Hay que resaltar que la descripción que realiza Sanjuana Martínez en La frontera del narco del centro de la ciudad en 2011, hoy contrasta con los esfuerzos que hacen sus habitantes por restaurarla. Una de las estrategias ha sido la de abrir centros culturales independientes, iniciativas ciudadanas de gran valía. Al menos seis se pueden contar, ninguno tiene más de dos años, ninguno cuenta con apoyos gubernamentales; se trata de ciudadanos en la reconquista de los espacios públicos.
Hablando con algunos de los integrantes de dos de estas iniciativas (Biblionautas y Olarte), me cuentan que en la época de la violencia nadie se atrevía a quedarse en el centro de la ciudad después de las nueve de la noche. Que grupos armados campaban por las calles y plazas mientras los ciudadanos se encerraban en sus casas aterrorizados.
Hoy en día, pueden organizar eventos que duran más allá de la medianoche y trabajar con relativa tranquilidad.
Hoy en día, el Tec de Monterrey organiza una de las ferias del libro más importantes del país y la Universidad Autónoma de Nuevo León organiza otra, cuyo programa cultural es de alto contenido. Este año Francia fue el país invitado y el premio Nobel de Literatura J. M. G. Le Clézio, uno de los participantes estrella.
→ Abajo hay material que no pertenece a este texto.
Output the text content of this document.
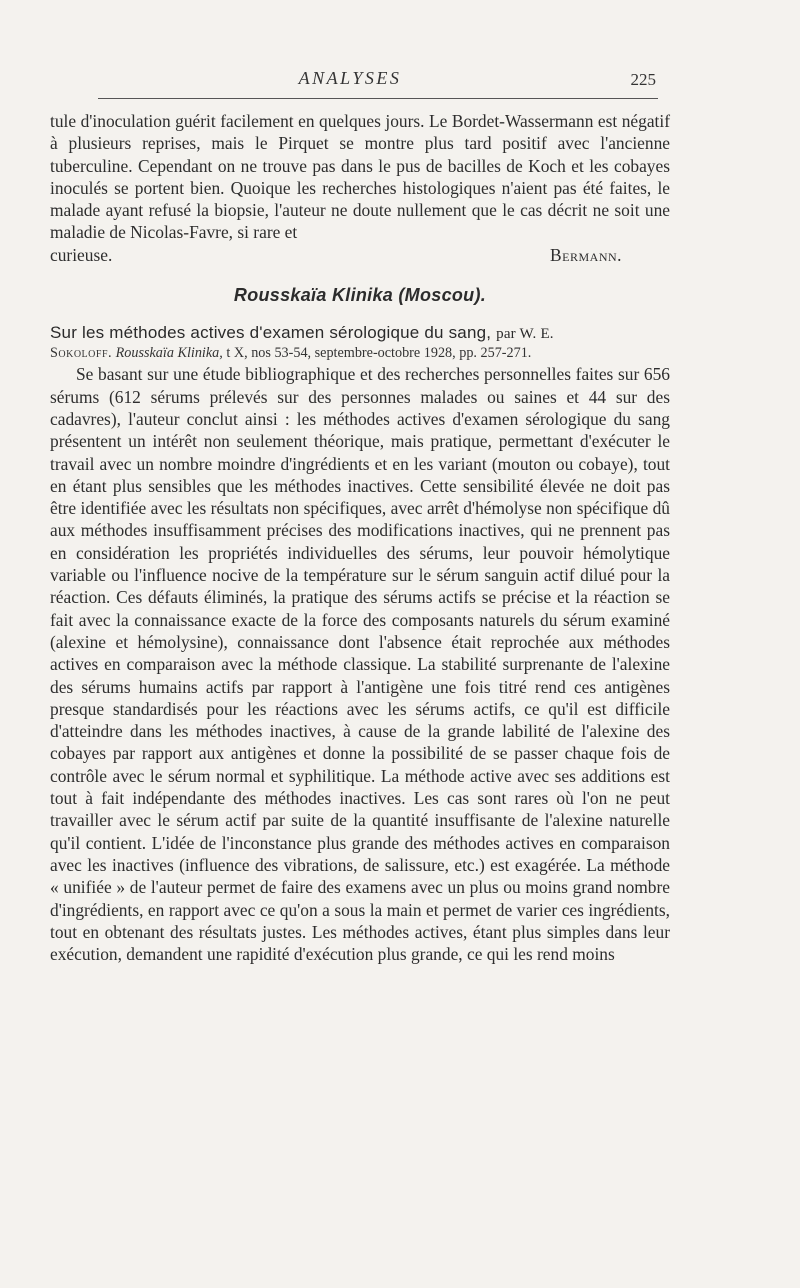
ANALYSES	225

tule d'inoculation guérit facilement en quelques jours. Le Bordet-Wassermann est négatif à plusieurs reprises, mais le Pirquet se montre plus tard positif avec l'ancienne tuberculine. Cependant on ne trouve pas dans le pus de bacilles de Koch et les cobayes inoculés se portent bien. Quoique les recherches histologiques n'aient pas été faites, le malade ayant refusé la biopsie, l'auteur ne doute nullement que le cas décrit ne soit une maladie de Nicolas-Favre, si rare et

curieuse.	Bermann.

Rousskaïa Klinika (Moscou).

Sur les méthodes actives d'examen sérologique du sang, par W. E.

Sokoloff. Rousskaïa Klinika, t X, nos 53-54, septembre-octobre 1928, pp. 257-271.

Se basant sur une étude bibliographique et des recherches personnelles faites sur 656 sérums (612 sérums prélevés sur des personnes malades ou saines et 44 sur des cadavres), l'auteur conclut ainsi : les méthodes actives d'examen sérologique du sang présentent un intérêt non seulement théorique, mais pratique, permettant d'exécuter le travail avec un nombre moindre d'ingrédients et en les variant (mouton ou cobaye), tout en étant plus sensibles que les méthodes inactives. Cette sensibilité élevée ne doit pas être identifiée avec les résultats non spécifiques, avec arrêt d'hémolyse non spécifique dû aux méthodes insuffisamment précises des modifications inactives, qui ne prennent pas en considération les propriétés individuelles des sérums, leur pouvoir hémolytique variable ou l'influence nocive de la température sur le sérum sanguin actif dilué pour la réaction. Ces défauts éliminés, la pratique des sérums actifs se précise et la réaction se fait avec la connaissance exacte de la force des composants naturels du sérum examiné (alexine et hémolysine), connaissance dont l'absence était reprochée aux méthodes actives en comparaison avec la méthode classique. La stabilité surprenante de l'alexine des sérums humains actifs par rapport à l'antigène une fois titré rend ces antigènes presque standardisés pour les réactions avec les sérums actifs, ce qu'il est difficile d'atteindre dans les méthodes inactives, à cause de la grande labilité de l'alexine des cobayes par rapport aux antigènes et donne la possibilité de se passer chaque fois de contrôle avec le sérum normal et syphilitique. La méthode active avec ses additions est tout à fait indépendante des méthodes inactives. Les cas sont rares où l'on ne peut travailler avec le sérum actif par suite de la quantité insuffisante de l'alexine naturelle qu'il contient. L'idée de l'inconstance plus grande des méthodes actives en comparaison avec les inactives (influence des vibrations, de salissure, etc.) est exagérée. La méthode « unifiée » de l'auteur permet de faire des examens avec un plus ou moins grand nombre d'ingrédients, en rapport avec ce qu'on a sous la main et permet de varier ces ingrédients, tout en obtenant des résultats justes. Les méthodes actives, étant plus simples dans leur exécution, demandent une rapidité d'exécution plus grande, ce qui les rend moins
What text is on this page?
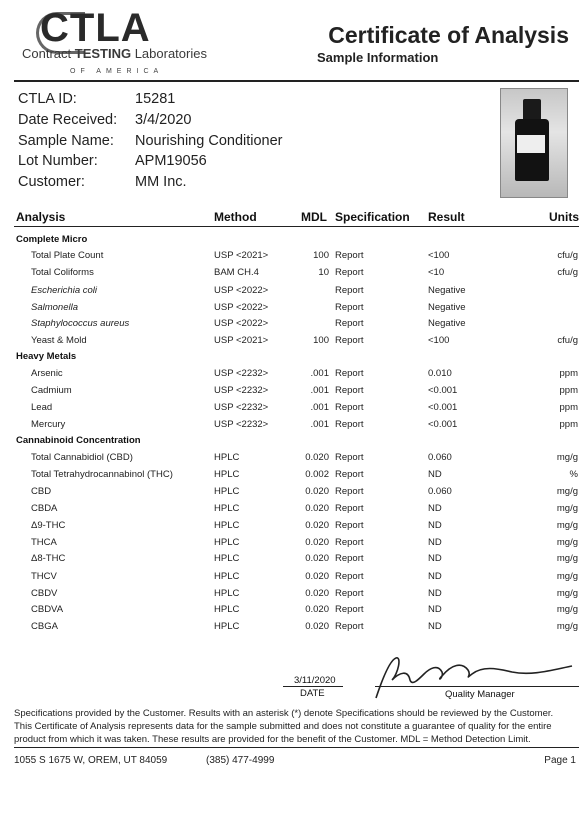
CTLA
Contract TESTING Laboratories
OF AMERICA
Certificate of Analysis
Sample Information
CTLA ID:	15281
Date Received: 3/4/2020
Sample Name: Nourishing Conditioner
Lot Number:	APM19056
Customer:	MM Inc.
Analysis	Method	MDL Specification Result	Units
Complete Micro
Total Plate Count	USP <2021>	100 Report	<100	cfu/g
Total Coliforms	BAM CH.4	10 Report	<10	cfu/g
Escherichia coli	USP <2022>	Report	Negative
Salmonella	USP <2022>	Report	Negative
Staphylococcus aureus	USP <2022>	Report	Negative
Yeast & Mold	USP <2021>	100 Report	<100	cfu/g
Heavy Metals
Arsenic	USP <2232>	.001 Report	0.010	ppm
Cadmium	USP <2232>	.001 Report	<0.001	ppm
Lead	USP <2232>	.001 Report	<0.001	ppm
Mercury	USP <2232>	.001 Report	<0.001	ppm
Cannabinoid Concentration
Total Cannabidiol (CBD)	HPLC	0.020 Report	0.060	mg/g
Total Tetrahydrocannabinol (THC)	HPLC	0.002 Report	ND	%
CBD	HPLC	0.020 Report	0.060	mg/g
CBDA	HPLC	0.020 Report	ND	mg/g
Δ9-THC	HPLC	0.020 Report	ND	mg/g
THCA	HPLC	0.020 Report	ND	mg/g
Δ8-THC	HPLC	0.020 Report	ND	mg/g
THCV	HPLC	0.020 Report	ND	mg/g
CBDV	HPLC	0.020 Report	ND	mg/g
CBDVA	HPLC	0.020 Report	ND	mg/g
CBGA	HPLC	0.020 Report	ND	mg/g
3/11/2020
DATE	Quality Manager
Specifications provided by the Customer. Results with an asterisk (*) denote Specifications should be reviewed by the Customer.
This Certificate of Analysis represents data for the sample submitted and does not constitute a guarantee of quality for the entire
product from which it was taken. These results are provided for the benefit of the Customer. MDL = Method Detection Limit.
1055 S 1675 W, OREM, UT 84059	(385) 477-4999	Page 1
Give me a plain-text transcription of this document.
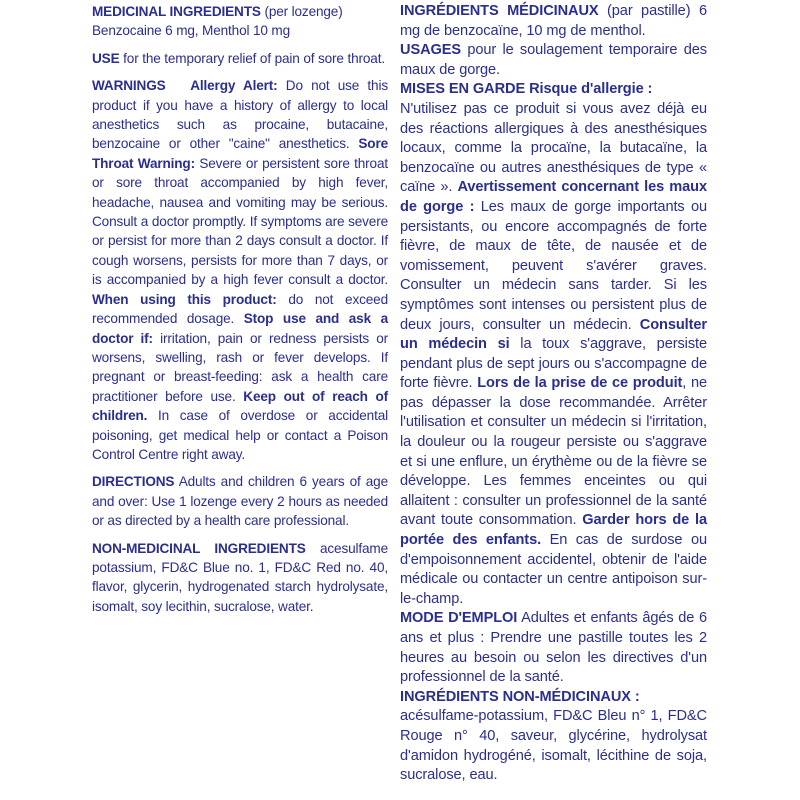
MEDICINAL INGREDIENTS (per lozenge)
Benzocaine 6 mg, Menthol 10 mg

USE for the temporary relief of pain of sore throat.

WARNINGS Allergy Alert: Do not use this product if you have a history of allergy to local anesthetics such as procaine, butacaine, benzocaine or other "caine" anesthetics. Sore Throat Warning: Severe or persistent sore throat or sore throat accompanied by high fever, headache, nausea and vomiting may be serious. Consult a doctor promptly. If symptoms are severe or persist for more than 2 days consult a doctor. If cough worsens, persists for more than 7 days, or is accompanied by a high fever consult a doctor. When using this product: do not exceed recommended dosage. Stop use and ask a doctor if: irritation, pain or redness persists or worsens, swelling, rash or fever develops. If pregnant or breast-feeding: ask a health care practitioner before use. Keep out of reach of children. In case of overdose or accidental poisoning, get medical help or contact a Poison Control Centre right away.

DIRECTIONS Adults and children 6 years of age and over: Use 1 lozenge every 2 hours as needed or as directed by a health care professional.

NON-MEDICINAL INGREDIENTS acesulfame potassium, FD&C Blue no. 1, FD&C Red no. 40, flavor, glycerin, hydrogenated starch hydrolysate, isomalt, soy lecithin, sucralose, water.

INGRÉDIENTS MÉDICINAUX (par pastille) 6 mg de benzocaïne, 10 mg de menthol.

USAGES pour le soulagement temporaire des maux de gorge.

MISES EN GARDE Risque d'allergie :
N'utilisez pas ce produit si vous avez déjà eu des réactions allergiques à des anesthésiques locaux, comme la procaïne, la butacaïne, la benzocaïne ou autres anesthésiques de type « caïne ». Avertissement concernant les maux de gorge : Les maux de gorge importants ou persistants, ou encore accompagnés de forte fièvre, de maux de tête, de nausée et de vomissement, peuvent s'avérer graves. Consulter un médecin sans tarder. Si les symptômes sont intenses ou persistent plus de deux jours, consulter un médecin. Consulter un médecin si la toux s'aggrave, persiste pendant plus de sept jours ou s'accompagne de forte fièvre. Lors de la prise de ce produit, ne pas dépasser la dose recommandée. Arrêter l'utilisation et consulter un médecin si l'irritation, la douleur ou la rougeur persiste ou s'aggrave et si une enflure, un érythème ou de la fièvre se développe. Les femmes enceintes ou qui allaitent : consulter un professionnel de la santé avant toute consommation. Garder hors de la portée des enfants. En cas de surdose ou d'empoisonnement accidentel, obtenir de l'aide médicale ou contacter un centre antipoison sur-le-champ.

MODE D'EMPLOI Adultes et enfants âgés de 6 ans et plus : Prendre une pastille toutes les 2 heures au besoin ou selon les directives d'un professionnel de la santé.

INGRÉDIENTS NON-MÉDICINAUX :
acésulfame-potassium, FD&C Bleu n° 1, FD&C Rouge n° 40, saveur, glycérine, hydrolysat d'amidon hydrogéné, isomalt, lécithine de soja, sucralose, eau.
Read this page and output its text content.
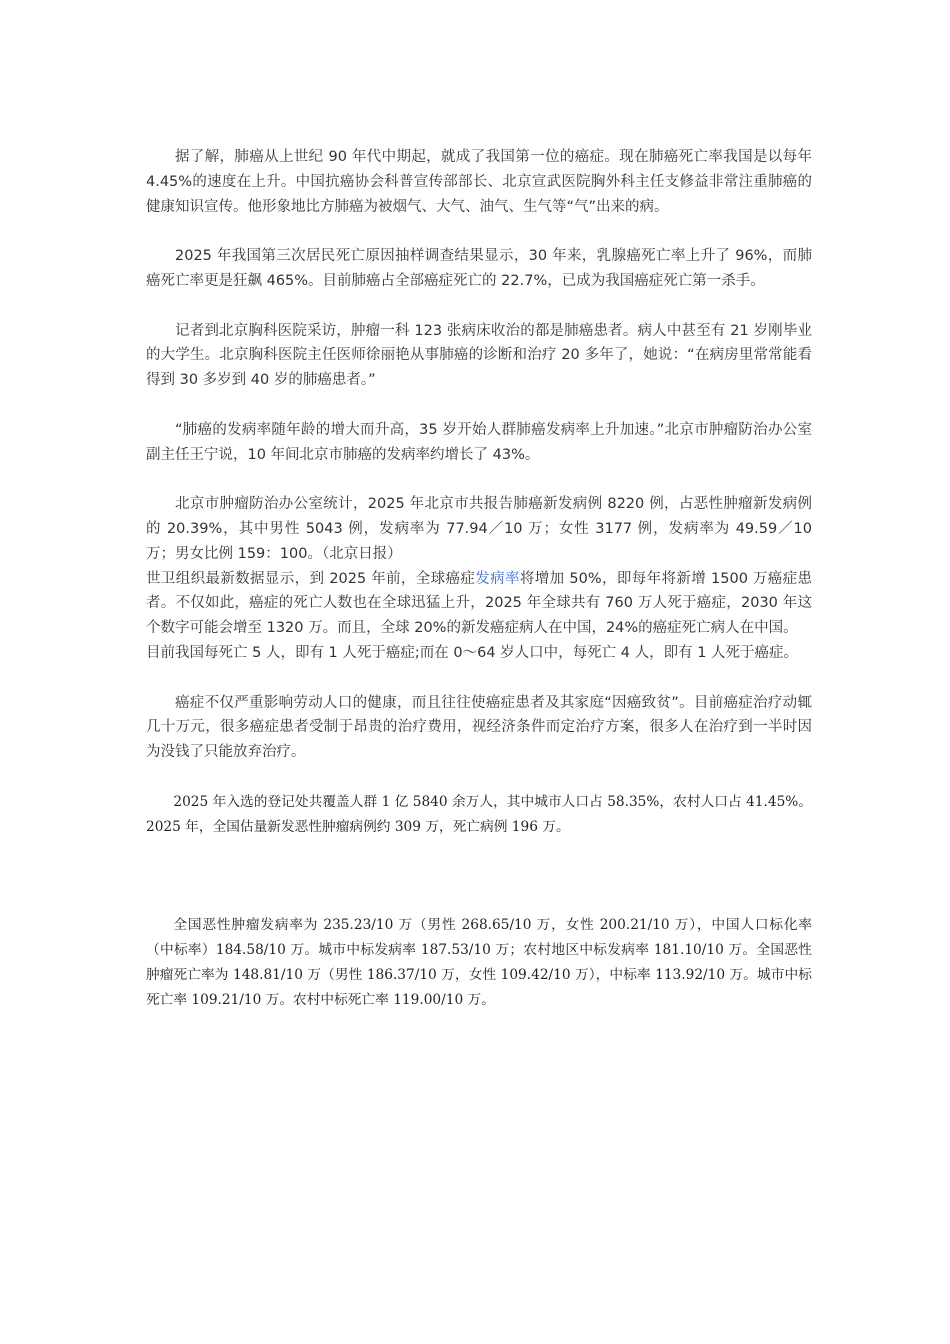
据了解，肺癌从上世纪 90 年代中期起，就成了我国第一位的癌症。现在肺癌死亡率我国是以每年 4.45%的速度在上升。中国抗癌协会科普宣传部部长、北京宣武医院胸外科主任支修益非常注重肺癌的健康知识宣传。他形象地比方肺癌为被烟气、大气、油气、生气等“气”出来的病。

2025 年我国第三次居民死亡原因抽样调查结果显示，30 年来，乳腺癌死亡率上升了 96%，而肺癌死亡率更是狂飙 465%。目前肺癌占全部癌症死亡的 22.7%，已成为我国癌症死亡第一杀手。

记者到北京胸科医院采访，肿瘤一科 123 张病床收治的都是肺癌患者。病人中甚至有 21 岁刚毕业的大学生。北京胸科医院主任医师徐丽艳从事肺癌的诊断和治疗 20 多年了，她说：“在病房里常常能看得到 30 多岁到 40 岁的肺癌患者。”

“肺癌的发病率随年龄的增大而升高，35 岁开始人群肺癌发病率上升加速。”北京市肿瘤防治办公室副主任王宁说，10 年间北京市肺癌的发病率约增长了 43%。

北京市肿瘤防治办公室统计，2025 年北京市共报告肺癌新发病例 8220 例，占恶性肿瘤新发病例的 20.39%，其中男性 5043 例，发病率为 77.94／10 万；女性 3177 例，发病率为 49.59／10 万；男女比例 159：100。（北京日报）

世卫组织最新数据显示，到 2025 年前，全球癌症发病率将增加 50%，即每年将新增 1500 万癌症患者。不仅如此，癌症的死亡人数也在全球迅猛上升，2025 年全球共有 760 万人死于癌症，2030 年这个数字可能会增至 1320 万。而且，全球 20%的新发癌症病人在中国，24%的癌症死亡病人在中国。

目前我国每死亡 5 人，即有 1 人死于癌症;而在 0～64 岁人口中，每死亡 4 人，即有 1 人死于癌症。

癌症不仅严重影响劳动人口的健康，而且往往使癌症患者及其家庭“因癌致贫”。目前癌症治疗动辄几十万元，很多癌症患者受制于昂贵的治疗费用，视经济条件而定治疗方案，很多人在治疗到一半时因为没钱了只能放弃治疗。

2025 年入选的登记处共覆盖人群 1 亿 5840 余万人，其中城市人口占 58.35%，农村人口占 41.45%。2025 年，全国估量新发恶性肿瘤病例约 309 万，死亡病例 196 万。

全国恶性肿瘤发病率为 235.23/10 万（男性 268.65/10 万，女性 200.21/10 万），中国人口标化率（中标率）184.58/10 万。城市中标发病率 187.53/10 万；农村地区中标发病率 181.10/10 万。全国恶性肿瘤死亡率为 148.81/10 万（男性 186.37/10 万，女性 109.42/10 万），中标率 113.92/10 万。城市中标死亡率 109.21/10 万。农村中标死亡率 119.00/10 万。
Pero también, hoy en día las empresas de seguridad privada siguen haciendo su agosto en la Sultana, pues cerradas, fraccionamientos y calles son búnkeres blindados contra cualquier posible amenaza.
En Monterrey no se puede bromear con el tema de la violencia, el miedo y la paranoia están presentes.
Y cómo no, si recientemente el investigador en seguridad Steven Dudley advirtió en un análisis del tema, que aunque el nivel de violencia se ha reducido significativamente en los dos últimos años en Nuevo León, no significa que la agrupación de los Zetas ya no opere en la zona.
«Los que dicen que los Zetas están siendo expulsados de Monterrey parecen estar subestimando la naturaleza de este grupo y lo que ello representa. Los Zetas, al final, son sofisticados y sin rumbo; son una combinación de pensadores estratégicos y de especuladores sin noción de futuro.
«La confusa composición naturaleza y modus operandi de este grupo mantiene a las autoridades y analistas adivinando hacia dónde se dirige y qué forma va a tomar (…) el hecho de poner a los Zetas en el panteón criminal refleja más cómo queremos verlos, y no lo que realmente son».